TECHNICAL ANALYSIS – DEFINITION & HISTORY

Uploaded by : DreamGains Financials, Posted on : 31 Aug 2015

 

Definition

Technical Analysis refers to the study of the action of the market itself as opposed to the study of the goods in which the market deals. Technical Analysis is the science of recording, usually in graphic form, the actual history of trading (price changes, volume of transactions, etc.) in a certain stock or financial asset and then deciding from that pictured history the probable future trend.

Assumptions

Like any other science Technical Analysis is also based on some assumptions.

 

  • Stock prices are determined solely by the interaction of demand and supply.
  • Stock prices tend to move in trends.
  • Shifts in demand and supply cause reversals in trends.
  • Shifts in demand and supply can be detected in charts.
  • Chart patterns tend to repeat themselves.

History

The history of Technical analysis is very poorly recorded, as there is no evidence of it being used. But it can be conceived that this ancient method of analyzing markets and prices was used in the distant past in freely traded markets.

 

History of Technical Analysis

 

Markets in one form or another have existed for centuries. For instance, we know that notes and checks between traders and bankers existed in Babylon by 2000 BC (Braudel, 1981). Currency exchange, commodities, and participations in mercantile voyages were traded in Ostia, the seaport of Rome, in the second century AD (Braudel, 1982). In the middle Ages, wheat, bean, oat, and barley prices were available from 1160 on in Angevin, England (Farmer, 1956); and a large grain market existed in Toulouse as early as 1203 (Braudel, 1982). Publicly available evidence suggests that as early as the twelfth century, markets existed in most towns and cities and were linked in a network of arbitrage (Braudel, 1982).

In the eighteenth century, as the Dutch empire declined, the London and Paris Exchanges gradually surpassed the Amsterdam Exchange in activity and offerings. In other parts of the world, specifically in Japan, cash-only commodity markets in rice and silver were developing, usually at the docks of major seacoast cities. It is in these markets that we first have recorded information of a wealthy trader who used technical analysis and trading discipline to amass a fortune.

Japan is the first place in which recorded technical rules have been found, many historians have suggested that technical analysis began in the rice markets in Japan. However, it seems inconceivable that technical analysis was not used in the more sophisticated and earlier markets and exchanges in Medieval Europe. Indeed, even in Japan, it is thought that charts were introduced first in the silver market around 1870 by an “English man” (Shimizu, 1986). Thus, technical analysis has a poorly recorded history but by inference is a very old method of analyzing trading markets and prices.

Modern Technical Analysis

Although the practice of technical analysis in some forms likely dates back many centuries, Charles Dow (1851-1902) was the first to reintroduce and comment on it in recent times. He is considered the father of “modern” technical analysis. Dow’s introduction of stock indexes to measure the performance of the stock market allowed for a major advance in the sophistication of stock market participants.

 

Charles Dow - Modern Technical analysis

 

With the advent of computers, many schools of technical analysis have arisen and the modern day technical analysis has changed completely. Earlier traders used to draw charts on papers and then come out with the analysis on that particular asset. But now, it is completely automated where data is directly fetched from exchanges and the price charts are drawn on the technical analysis software armed with end number of tools to make an analysis out of it.

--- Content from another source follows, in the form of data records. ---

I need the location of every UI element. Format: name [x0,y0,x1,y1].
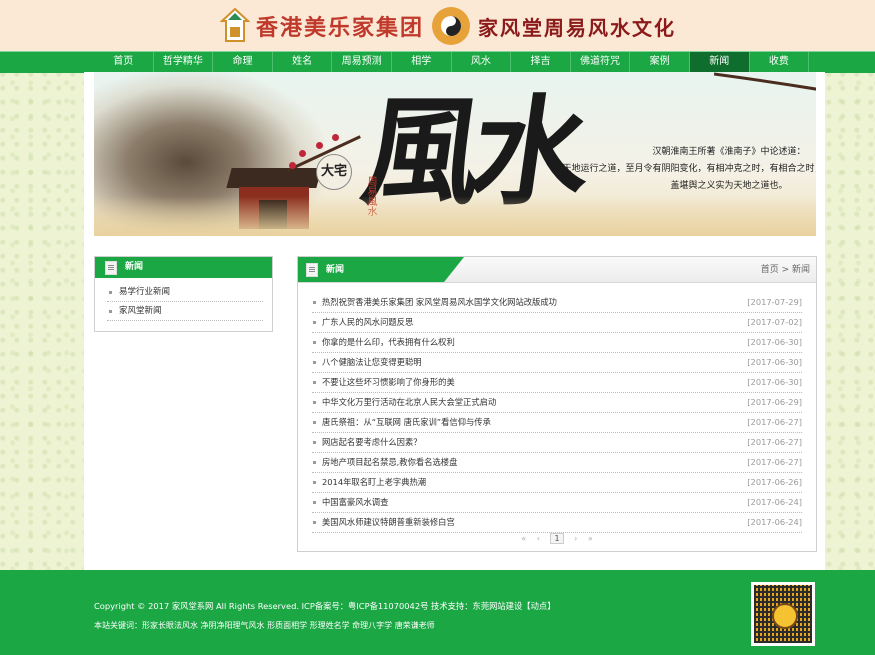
sidebar-header: 新闻 [95,257,272,278]
pager-current-page[interactable]: 1 [550,533,564,544]
news-item[interactable]: 八个健脑法让您变得更聪明 [2017-06-30] [312,353,802,373]
footer-copyright: Copyright © 2017 家风堂系网 All Rights Reserv… [94,601,556,611]
mountain-decoration [94,196,816,236]
site-header: 香港美乐家集团 家风堂周易风水文化 [0,0,875,51]
nav-item-11[interactable]: 收费 [750,52,810,73]
news-title-link[interactable]: 中华文化万里行活动在北京人民大会堂正式启动 [322,397,496,407]
news-date: [2017-07-02] [747,317,802,327]
news-title-link[interactable]: 网店起名要考虑什么因素？ [322,437,422,447]
news-title-link[interactable]: 广东人民的风水问题反思 [322,317,413,327]
banner-quote: 汉朝淮南王所著《淮南子》中论述道： 天地运行之道，至月令有阴阳变化，有相冲克之时… [554,144,816,195]
pagination: « ‹ 1 › » [298,533,816,544]
brand-title: 香港美乐家集团 [256,15,425,41]
news-item[interactable]: 唐氏祭祖：从“互联网 唐氏家训”看信仰与传承 [2017-06-27] [312,413,802,433]
quote-line: 天地运行之道，至月令有阴阳变化，有相冲克之时，有相合之时，前者凶，后者吉。 [562,164,816,174]
plum-blossom-icon [332,134,339,141]
news-date: [2017-06-30] [747,377,802,387]
hero-banner: 風水 大宅 周易風水 汉朝淮南王所著《淮南子》中论述道： 天地运行之道，至月令有… [94,72,816,236]
news-item[interactable]: 广东人民的风水问题反思 [2017-07-02] [312,313,802,333]
house-logo-icon [219,7,251,45]
news-date: [2017-06-27] [747,417,802,427]
nav-items: 首页 哲学精华 命理 姓名 周易预测 相学 风水 择吉 佛道符咒 案例 新闻 收费 [94,52,810,73]
sidebar-panel: 新闻 易学行业新闻 家风堂新闻 [94,256,273,332]
sidebar-list: 易学行业新闻 家风堂新闻 [107,283,263,321]
news-date: [2017-06-29] [747,397,802,407]
news-item[interactable]: 房地产项目起名禁忌,教你看名选楼盘 [2017-06-27] [312,453,802,473]
news-date: [2017-06-30] [747,357,802,367]
news-item[interactable]: 你拿的是什么印，代表拥有什么权利 [2017-06-30] [312,333,802,353]
news-date: [2017-06-26] [747,477,802,487]
plum-blossom-icon [299,150,306,157]
pager-next-button[interactable]: › [574,534,577,543]
news-panel-header: 新闻 首页 > 新闻 [298,257,816,283]
sidebar-item-industry-news[interactable]: 易学行业新闻 [107,283,263,302]
sidebar-item-jiafengtang-news[interactable]: 家风堂新闻 [107,302,263,321]
logo-group[interactable]: 香港美乐家集团 家风堂周易风水文化 [219,4,677,48]
news-item[interactable]: 中国富豪风水调查 [2017-06-24] [312,493,802,513]
nav-item-3[interactable]: 姓名 [273,52,333,73]
nav-item-6[interactable]: 风水 [452,52,512,73]
pager-prev-button[interactable]: ‹ [537,534,540,543]
news-title-link[interactable]: 八个健脑法让您变得更聪明 [322,357,422,367]
pager-last-button[interactable]: » [588,534,593,543]
nav-item-0[interactable]: 首页 [94,52,154,73]
news-title-link[interactable]: 唐氏祭祖：从“互联网 唐氏家训”看信仰与传承 [322,417,491,427]
news-item[interactable]: 中华文化万里行活动在北京人民大会堂正式启动 [2017-06-29] [312,393,802,413]
news-panel: 新闻 首页 > 新闻 热烈祝贺香港美乐家集团 家风堂周易风水国学文化网站改版成功… [297,256,817,552]
news-title-link[interactable]: 你拿的是什么印，代表拥有什么权利 [322,337,455,347]
nav-item-5[interactable]: 相学 [392,52,452,73]
dazhai-seal: 大宅 [316,154,352,190]
news-item[interactable]: 不要让这些坏习惯影响了你身形的美 [2017-06-30] [312,373,802,393]
nav-item-8[interactable]: 佛道符咒 [571,52,631,73]
news-title-link[interactable]: 不要让这些坏习惯影响了你身形的美 [322,377,455,387]
news-title-link[interactable]: 热烈祝贺香港美乐家集团 家风堂周易风水国学文化网站改版成功 [322,297,557,307]
nav-item-9[interactable]: 案例 [630,52,690,73]
news-date: [2017-06-24] [747,517,802,527]
roof-decoration [226,168,322,188]
nav-item-4[interactable]: 周易预测 [332,52,392,73]
news-item[interactable]: 热烈祝贺香港美乐家集团 家风堂周易风水国学文化网站改版成功 [2017-07-29… [312,293,802,313]
news-item[interactable]: 2014年取名盯上老字典热潮 [2017-06-26] [312,473,802,493]
news-title-link[interactable]: 中国富豪风水调查 [322,497,388,507]
news-tab [298,257,464,282]
news-date: [2017-07-29] [747,297,802,307]
bagua-logo-icon [432,7,471,45]
qr-code-image [754,585,812,643]
plum-blossom-icon [316,142,323,149]
news-date: [2017-06-30] [747,337,802,347]
footer-keywords: 本站关键词：形家长眼法风水 净阴净阳理气风水 形质面相学 形理姓名学 命理八字学… [94,621,435,630]
plum-blossom-icon [289,162,296,169]
nav-item-2[interactable]: 命理 [213,52,273,73]
quote-line: 汉朝淮南王所著《淮南子》中论述道： [652,147,806,157]
quote-line: 盖堪舆之义实为天地之道也。 [670,181,788,191]
document-icon [306,263,318,277]
news-title-link[interactable]: 2014年取名盯上老字典热潮 [322,477,426,487]
sunflower-icon [772,603,798,629]
news-item[interactable]: 网店起名要考虑什么因素？ [2017-06-27] [312,433,802,453]
news-item[interactable]: 美国风水师建议特朗普重新装修白宫 [2017-06-24] [312,513,802,533]
site-footer: Copyright © 2017 家风堂系网 All Rights Reserv… [0,570,875,655]
nav-item-1[interactable]: 哲学精华 [154,52,214,73]
news-list: 热烈祝贺香港美乐家集团 家风堂周易风水国学文化网站改版成功 [2017-07-29… [312,293,802,533]
main-nav: 首页 哲学精华 命理 姓名 周易预测 相学 风水 择吉 佛道符咒 案例 新闻 收费 [0,51,875,73]
brand-subtitle: 家风堂周易风水文化 [478,15,677,40]
breadcrumb[interactable]: 首页 > 新闻 [761,257,810,283]
document-icon [105,261,117,275]
branch-decoration-icon [714,72,816,91]
nav-item-7[interactable]: 择吉 [511,52,571,73]
news-date: [2017-06-27] [747,437,802,447]
news-title-link[interactable]: 美国风水师建议特朗普重新装修白宫 [322,517,455,527]
news-panel-title: 新闻 [326,265,345,275]
news-date: [2017-06-24] [747,497,802,507]
pager-first-button[interactable]: « [521,534,526,543]
sidebar-title: 新闻 [125,262,144,272]
qr-code [751,582,815,646]
nav-item-10[interactable]: 新闻 [689,52,750,73]
news-title-link[interactable]: 房地产项目起名禁忌,教你看名选楼盘 [322,457,457,467]
news-date: [2017-06-27] [747,457,802,467]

Today, technical analysis covers many different time horizons: (1) long-term investing and (2) short-term swing and intraday trading being the most basic. The indicators and methods utilized for these horizons often have their own characteristics. In addition to time horizons, different investing or trading instruments exist. Commodities, for example, have their own technical information and peculiarities, as do currencies and financial instruments such as bonds and notes. The subject of technical analysis is complex. Because knowledge of all possibilities is impossible, the individual must decide the period, methods, and instruments best suited to his or her personality, ability, knowledge, and time available. Although the basic principles of technical analysis that we investigate in this book are common to all areas of markets, investors must learn by reading, studying, and experiencing the peculiarities of the markets in which they wish to profit.

While entering the stock markets one should have the complete strategy to earn as the market is a competitive field in which your analysis is matched with the toughest minds of the industry. Unless you have developed the complete strategy of your own one cannot say the good from the bad.